Dizco, Inc. v. KentonAnnotate this Case
313 N.W.2d 268 (1981)
210 Neb. 141
DIZCO, INC., a corporation, Appellant, v. Genevieve KENTON, Appellee.
Supreme Court of Nebraska.
December 11, 1981.
*269 Kelley, Wallace, Scritsmier, Moore, Romatzke & Byrne, P. C., and Royce E. Norman, North Platte, for appellant.
William S. Dill of Quigley, Dill & Quigley, Valentine, for appellee.
Heard before KRIVOSHA, C. J., WHITE, and HASTINGS, JJ., and RIST and CAPORALE, District Judges.
RIST, District Judge.
This case involves a collision on U.S. Highway 83 northeast of Thedford, Nebraska, between a truck tractor owned by plaintiff and a horse owned by defendant. The accident occurred March 21, 1978, at approximately 2 a. m., as the truck, hauling United States mail, was proceeding south on the highway. Plaintiff sought to recover the damages to his vehicle and the rental value of replacement equipment during repair. Defendant counterclaimed for the loss of her horse. The case was tried to a jury, resulting in a verdict of no recovery by either party. Plaintiff appeals to this court.
Plaintiff's principal assignments of error are the failure of the trial court to properly *270 instruct the jury on defendant's duty to confine her livestock and in submitting the issue of plaintiff's contributory negligence to the jury.
With respect to defendant's duty to confine livestock, plaintiff submitted the following instruction: "The owner of livestock has a duty to exercise a high degree of care to confine them to prevent them from being unattended upon a public arterial highway. If the owner knows or, in the exercise of ordinary care, should know that any of her livestock are unattended upon a public arterial highway, it is her duty to exercise a high degree of care to round them up and confine them."
The trial court refused this instruction and gave the following instruction to the jury: "The owner of domestic animals has the duty to exercise ordinary care to confine his livestock to prevent them from being unattended upon the public highway. The principal test is whether or not he should reasonably have foreseen that any of his livestock would be upon the highway and the occurrence of such an accident; and if the owner knows, or in the exercise of ordinary diligence, should have known that any of his livestock were unattended upon the highway, it is his duty to exercise ordinary care to round them up and confine them."
The instruction of the trial court was correct. The duty of ordinary care in such situations is well established in Nebraska. Traill v. Ostermeier, 140 Neb. 432, 300 N.W. 375 (1941); Countryman v. Ronspies, 180 Neb. 76, 141 N.W.2d 425 (1966). The higher duty sought by plaintiff is not the law of this state, and we decline to make it so.

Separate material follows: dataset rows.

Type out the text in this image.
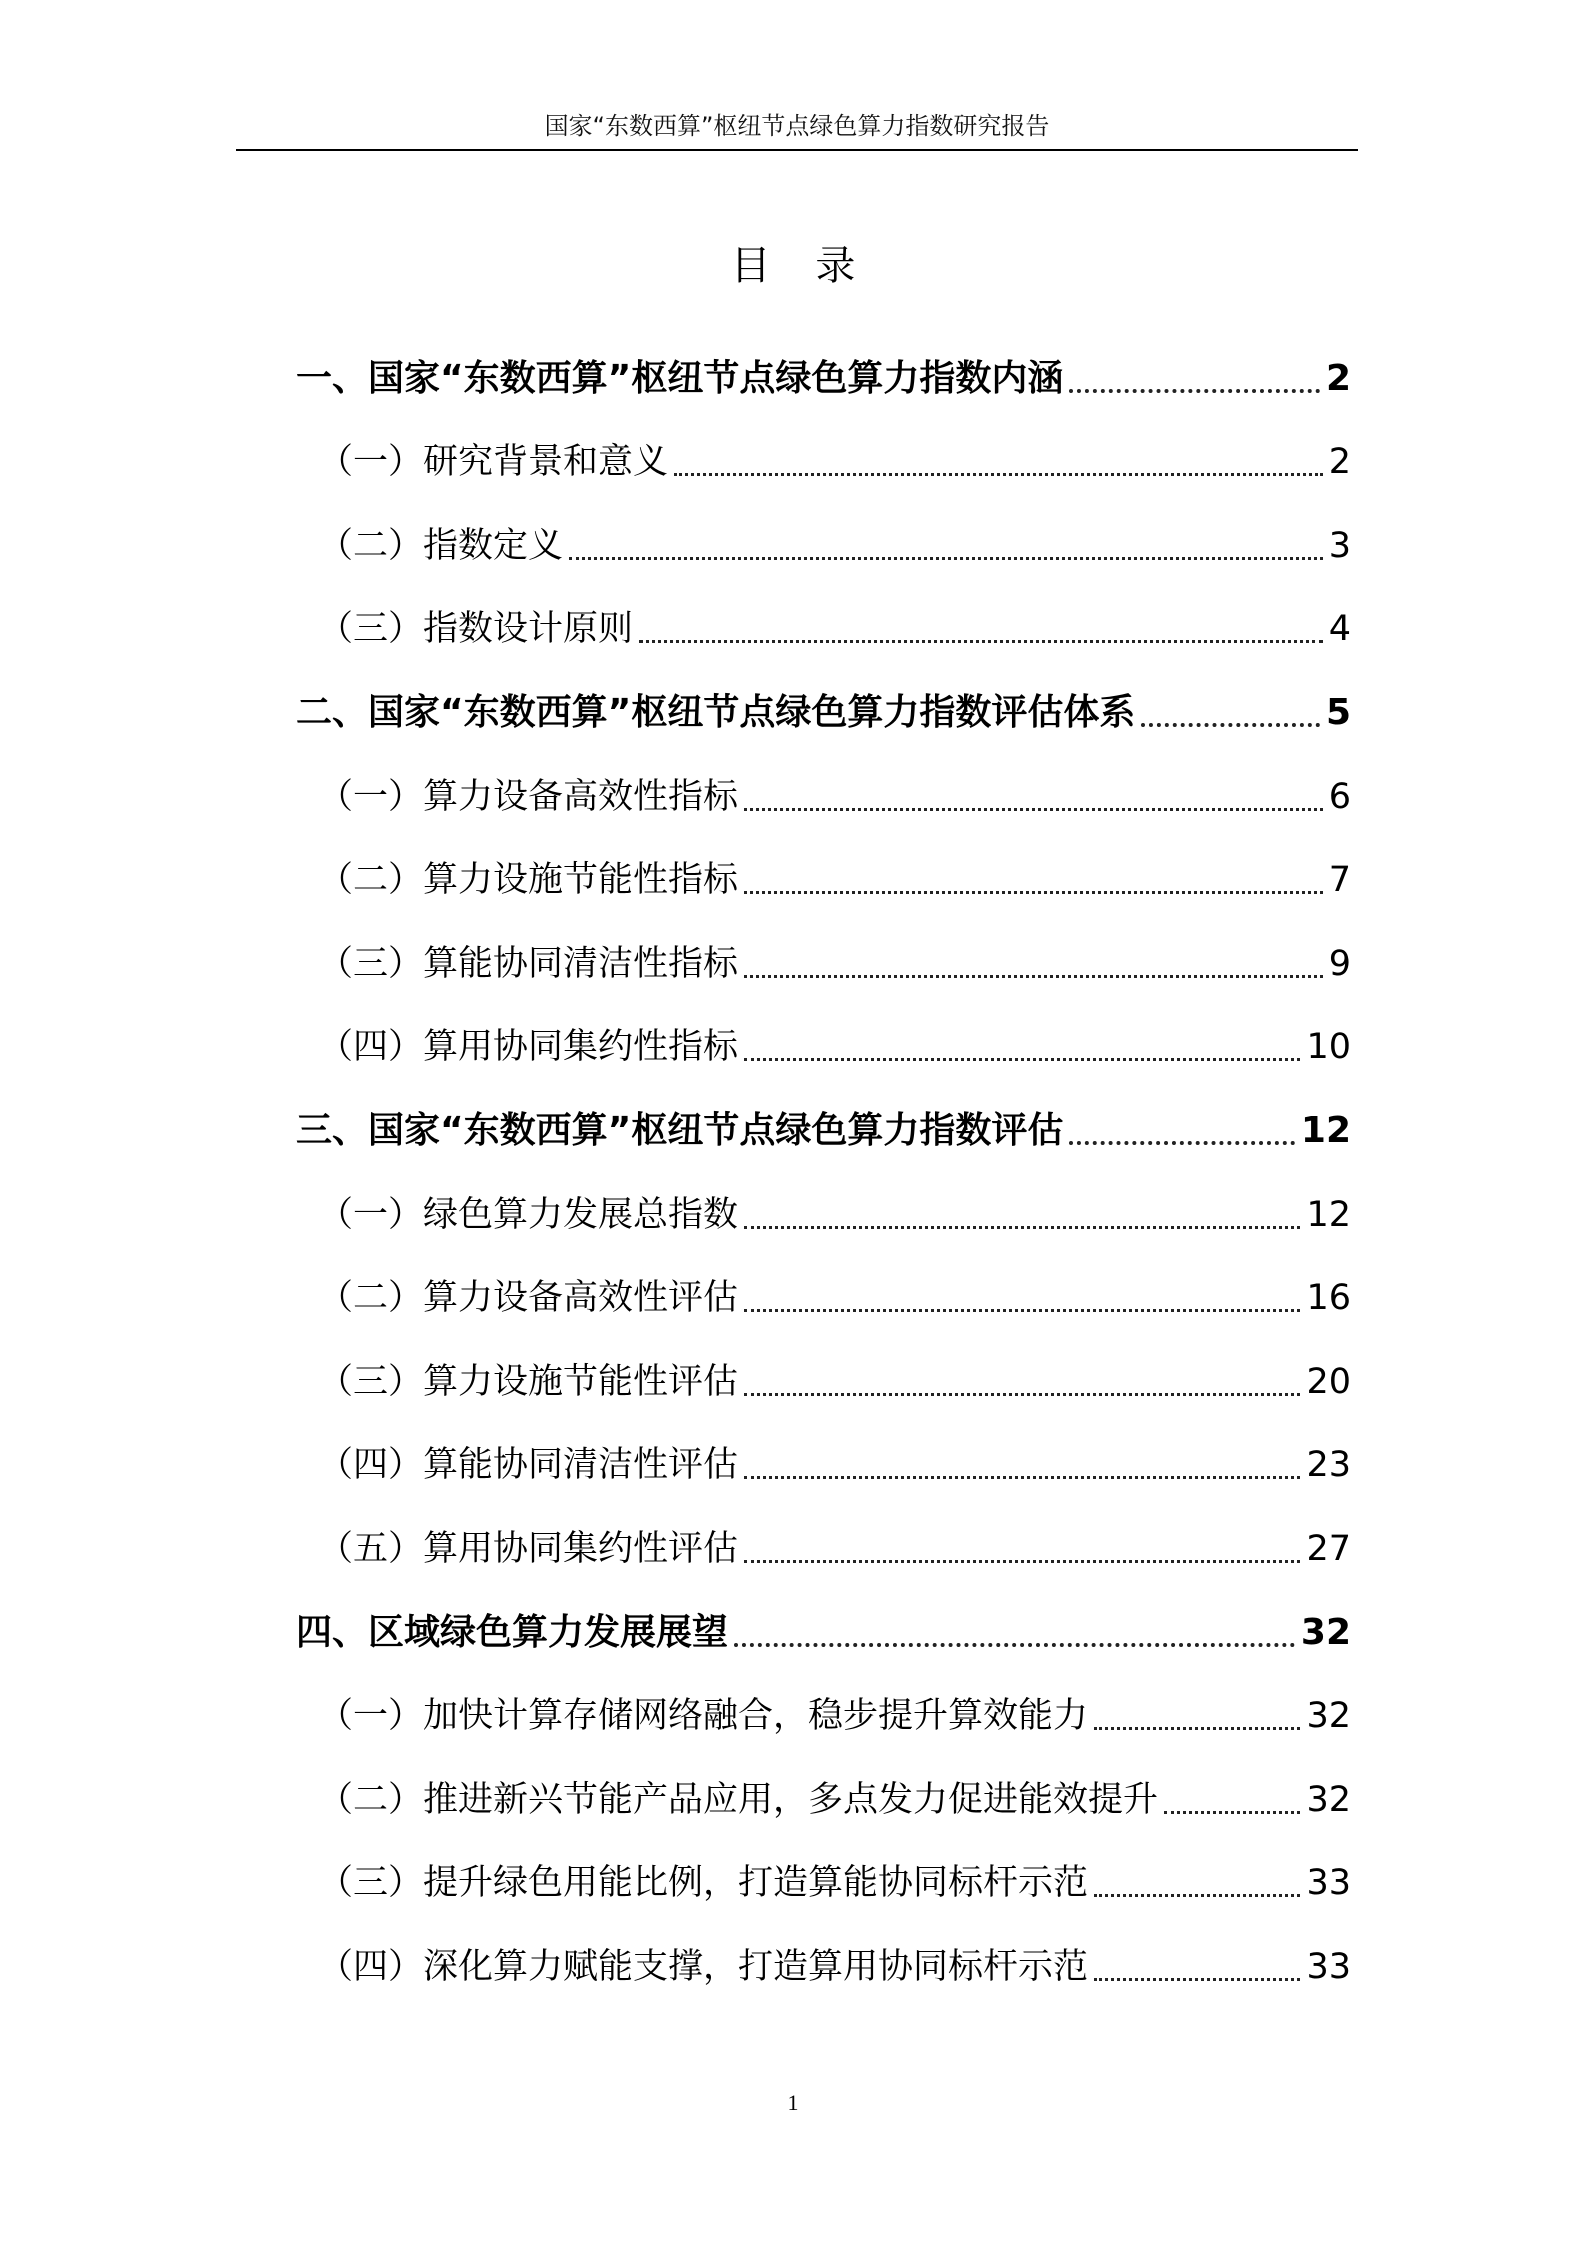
国家“东数西算”枢纽节点绿色算力指数研究报告
目 录
一、国家“东数西算”枢纽节点绿色算力指数内涵	2
（一）研究背景和意义	2
（二）指数定义	3
（三）指数设计原则	4
二、国家“东数西算”枢纽节点绿色算力指数评估体系	5
（一）算力设备高效性指标	6
（二）算力设施节能性指标	7
（三）算能协同清洁性指标	9
（四）算用协同集约性指标	10
三、国家“东数西算”枢纽节点绿色算力指数评估	12
（一）绿色算力发展总指数	12
（二）算力设备高效性评估	16
（三）算力设施节能性评估	20
（四）算能协同清洁性评估	23
（五）算用协同集约性评估	27
四、区域绿色算力发展展望	32
（一）加快计算存储网络融合，稳步提升算效能力	32
（二）推进新兴节能产品应用，多点发力促进能效提升	32
（三）提升绿色用能比例，打造算能协同标杆示范	33
（四）深化算力赋能支撑，打造算用协同标杆示范	33
1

With respect to the issue of plaintiff's contributory negligence, the trial court submitted to the jury the following allegations respecting plaintiff's driver: failure to keep a proper lookout; failure to exercise reasonable control; and excessive speed. A brief summary of the evidence is in order.
The record reflects a hard-topped two-lane highway with a gradual slope downward from the north of approximately a quarter of a mile to the point of collision. The highway was clear, although there was snow in the pastures and fence areas. No condition existed restricting visibility other than darkness. The driver testified to a speed of 55 to 56 miles per hour at the time of the accident. He was familiar with the road and with the fact that deer sometimes appeared on the highway in this area. Just before the accident he saw a white horse on the left side of the road and then a dark horse on the highway, which he struck. He did not apply his brakes either before or after the collision. The horse was killed, and the body found approximately 189 feet south of the point of collision. The left front of the truck tractor was substantially damaged.
The above evidence warranted the submission to the jury of the allegations of contributory negligence noted above. Where reasonable minds may draw different conclusions as to whether or not acts of negligence charged have been proved, the case must be submitted to the jury for decision. Countryman v. Ronspies, supra.
It follows from what we have said that the trial court was also correct in overruling plaintiff's motion for directed verdict on liability and damages and plaintiff's motion for judgment notwithstanding the verdict.
Accordingly, the judgment of the trial court is affirmed.